Saturday, February 04, 2012

Mumia: ‘[We've] made one step. We have one more to go'

Thursday, February 2, 2012

"Getting Mumia moved into general population is a victory, but the real victory-and what we are working toward-is to bring him home. We are steadily working on that," said Pam Africa from Philadelphia's MOVE organization.

While supporters mull over the victory of getting Mumia Abu-Jamal off death row and into the general population of the medium-security facility SCI Mahanoy in Frackville, Pa., it is as Abu-Jamal himself said: "One step. We have one more to go."

For almost two months, the worldwide army of supporters of the iconic "political prisoner" waited for news about the Mahanoy prison authority's ultimatum that Abu-Jamal must cut his decades-old locks in order to enter general population.

The movement, being what it is, refuses to be predictable but is always strategic. And so, after having endured nine years in solitary confinement in protest and refusing to cut his hair, Abu-Jamal decided to trim his hair to the shoulder-length requirement and indeed come out of solitary.

"We pick our battles," said Africa, speaking to the AmNews at the 16th annual Political Prisoner Dinner held at 1199SEIU's Martin Luther King Jr. Labor Center in Midtown on Saturday. "They had him for nine years in the Restrictive Housing Unit-we got him out of solitary confinement in just seven weeks this time around."

The development came in the wake of prosecutor Seth Williams' decision seven weeks ago that he would no longer pursue the death penalty against Abu-Jamal 10 years after federal Judge William H. Yohn originally overturned his death sentence.

Speaking to Noelle Hanrahan of on Sunday, Abu-Jamal declared, "You know, it's back to the drawing board, as the old saying goes. We have to work and take the next step, which is, of course, not this. So that's the job that has to be done.

"I trust we will do it," he said. "I believe we will do it. Give my love to everybody and tell them I'm thankful for all of our people. They've made one step. We have one more to go. On the move."

Supporters were thrilled that he was able to hug his wife for the very first time in 30 years earlier this week.

"The ideal is to get him home and out of the prison, where he never should have been to begin with," said Herman Ferguson, 91, a former political prisoner and prisoner in exile in Guyana. "Mumia is in prison for a crime they know he did not commit. The real victory would be to get him out of there altogether."

A former Black Panther and journalist, Abu-Jamal has always maintained his innocence and has said that it was his political convictions and writing that really had him convicted and sentenced to death for the 1981 murder of officer.

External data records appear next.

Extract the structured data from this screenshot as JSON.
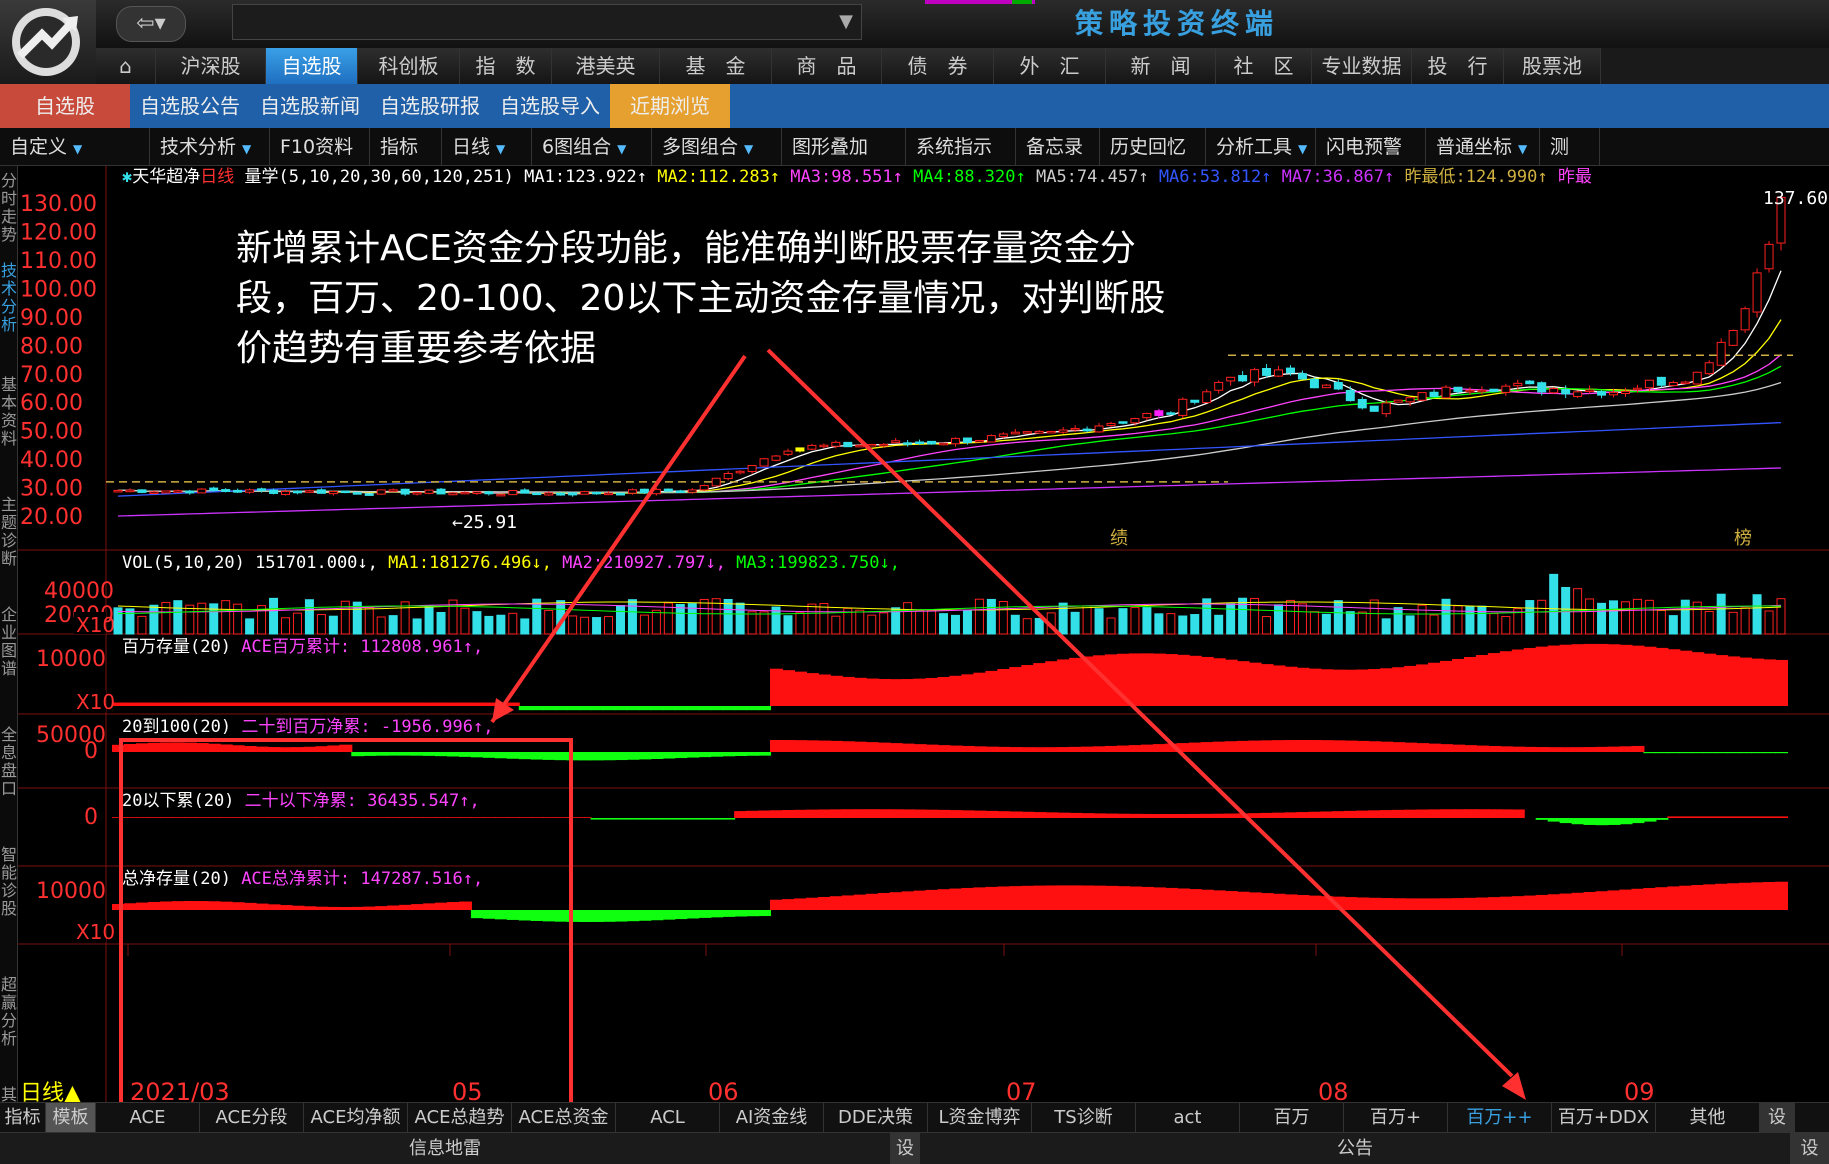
{
  "app": {
    "title": "策略投资终端"
  },
  "nav": {
    "main": [
      "沪深股",
      "自选股",
      "科创板",
      "指　数",
      "港美英",
      "基　金",
      "商　品",
      "债　券",
      "外　汇",
      "新　闻",
      "社　区",
      "专业数据",
      "投　行",
      "股票池"
    ],
    "active_main": "自选股",
    "sub": [
      "自选股",
      "自选股公告",
      "自选股新闻",
      "自选股研报",
      "自选股导入",
      "近期浏览"
    ]
  },
  "toolbar": {
    "items": [
      "自定义",
      "技术分析",
      "F10资料",
      "指标",
      "日线",
      "6图组合",
      "多图组合",
      "图形叠加",
      "系统指示",
      "备忘录",
      "历史回忆",
      "分析工具",
      "闪电预警",
      "普通坐标",
      "测"
    ]
  },
  "side_tabs": [
    "分时走势",
    "技术分析",
    "基本资料",
    "主题诊断",
    "企业图谱",
    "全息盘口",
    "智能诊股",
    "超赢分析",
    "其他"
  ],
  "stock": {
    "name": "天华超净",
    "period": "日线",
    "indicator": "量学(5,10,20,30,60,120,251)"
  },
  "ma_readout": [
    {
      "label": "MA1:",
      "value": "123.922↑",
      "color": "#ffffff"
    },
    {
      "label": "MA2:",
      "value": "112.283↑",
      "color": "#ffff00"
    },
    {
      "label": "MA3:",
      "value": "98.551↑",
      "color": "#ff44ff"
    },
    {
      "label": "MA4:",
      "value": "88.320↑",
      "color": "#00ff00"
    },
    {
      "label": "MA5:",
      "value": "74.457↑",
      "color": "#cccccc"
    },
    {
      "label": "MA6:",
      "value": "53.812↑",
      "color": "#3355ff"
    },
    {
      "label": "MA7:",
      "value": "36.867↑",
      "color": "#cc33ff"
    },
    {
      "label": "昨最低:",
      "value": "124.990↑",
      "color": "#d0b040"
    },
    {
      "label": "昨最",
      "value": "",
      "color": "#ff44ff"
    }
  ],
  "price_panel": {
    "y_ticks": [
      "130.00",
      "120.00",
      "110.00",
      "100.00",
      "90.00",
      "80.00",
      "70.00",
      "60.00",
      "50.00",
      "40.00",
      "30.00",
      "20.00"
    ],
    "high_label": "137.60",
    "low_label": "←25.91",
    "event_labels": [
      "绩",
      "榜"
    ]
  },
  "volume_panel": {
    "header": "VOL(5,10,20)",
    "value": "151701.000↓",
    "ma": [
      {
        "label": "MA1:",
        "value": "181276.496↓",
        "color": "#ffff00"
      },
      {
        "label": "MA2:",
        "value": "210927.797↓",
        "color": "#ff44ff"
      },
      {
        "label": "MA3:",
        "value": "199823.750↓",
        "color": "#00ff00"
      }
    ],
    "y_ticks": [
      "40000",
      "20000"
    ],
    "unit": "X10"
  },
  "ace_panels": [
    {
      "title": "百万存量(20)",
      "label": "ACE百万累计:",
      "value": "112808.961↑,",
      "y_ticks": [
        "10000"
      ],
      "unit": "X10"
    },
    {
      "title": "20到100(20)",
      "label": "二十到百万净累:",
      "value": "-1956.996↑,",
      "y_ticks": [
        "50000",
        "0"
      ],
      "unit": ""
    },
    {
      "title": "20以下累(20)",
      "label": "二十以下净累:",
      "value": "36435.547↑,",
      "y_ticks": [
        "0"
      ],
      "unit": ""
    },
    {
      "title": "总净存量(20)",
      "label": "ACE总净累计:",
      "value": "147287.516↑,",
      "y_ticks": [
        "10000"
      ],
      "unit": "X10"
    }
  ],
  "x_axis": {
    "labels": [
      "2021/03",
      "05",
      "06",
      "07",
      "08",
      "09"
    ],
    "period_tag": "日线▲"
  },
  "annotation": "新增累计ACE资金分段功能，能准确判断股票存量资金分段，百万、20-100、20以下主动资金存量情况，对判断股价趋势有重要参考依据",
  "bottom_tabs": [
    "指标",
    "模板",
    "ACE",
    "ACE分段",
    "ACE均净额",
    "ACE总趋势",
    "ACE总资金",
    "ACL",
    "AI资金线",
    "DDE决策",
    "L资金博弈",
    "TS诊断",
    "act",
    "百万",
    "百万+",
    "百万++",
    "百万+DDX",
    "其他",
    "设"
  ],
  "active_bottom_tab": "百万++",
  "status": {
    "left": "信息地雷",
    "set": "设",
    "right": "公告",
    "set2": "设"
  },
  "colors": {
    "up": "#ff2020",
    "down": "#33e0e8",
    "pos_area": "#ff1010",
    "neg_area": "#10ff10",
    "accent": "#2a90e0",
    "tab_active": "#e6a030"
  }
}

Meanwhile, for years, witnesses have recanted their initial "coerced" statements against Abu-Jamal, and an alleged mafia hitman, Arnold Beverly, has even admitted to shooting the officer.

At the dinner on Saturday were families like those of Russell Shoats and Sekou Odinga, who went in to prison as young men and remain behind the wall as grandparents.

Supporters and family members call them political prisoners because they believe that the only reason they are in prison is because of their political beliefs or membership in organizations like the Black Panther Party, the Black Liberation Army, MOVE or even Malcolm X's Organization of Afro-American Unity.

"We have to remain forever vigilant for Mumia," said Iyaluua Ferguson, wife of Herman Ferguson. "In many ways, they have greater access to him now, and we have to make sure that they understand that nothing can happen to him."

"John Africa taught us that you never allow the government to misuse your religion against you," said Pam Africa.

"The desire of this government is to keep Mumia in restrictive housing under its tortuous conditions-where he is subjected to body searches and has to sleep under blinking lights so you have no idea what time it is, where they tried to block his communication, where he couldn't do the radio. For nine years, he was in a worse hell than death row-in restrictive housing. They just knew the position would be the same."

Surrounded by the families and supporters of political prisoners, Africa continued proudly, "Mumia has proven his point. He is strong in his religion. He is strong in his beliefs. He is still fighting for all life, and we will not allow the government to use his religion against him. Long live strategic revolution!"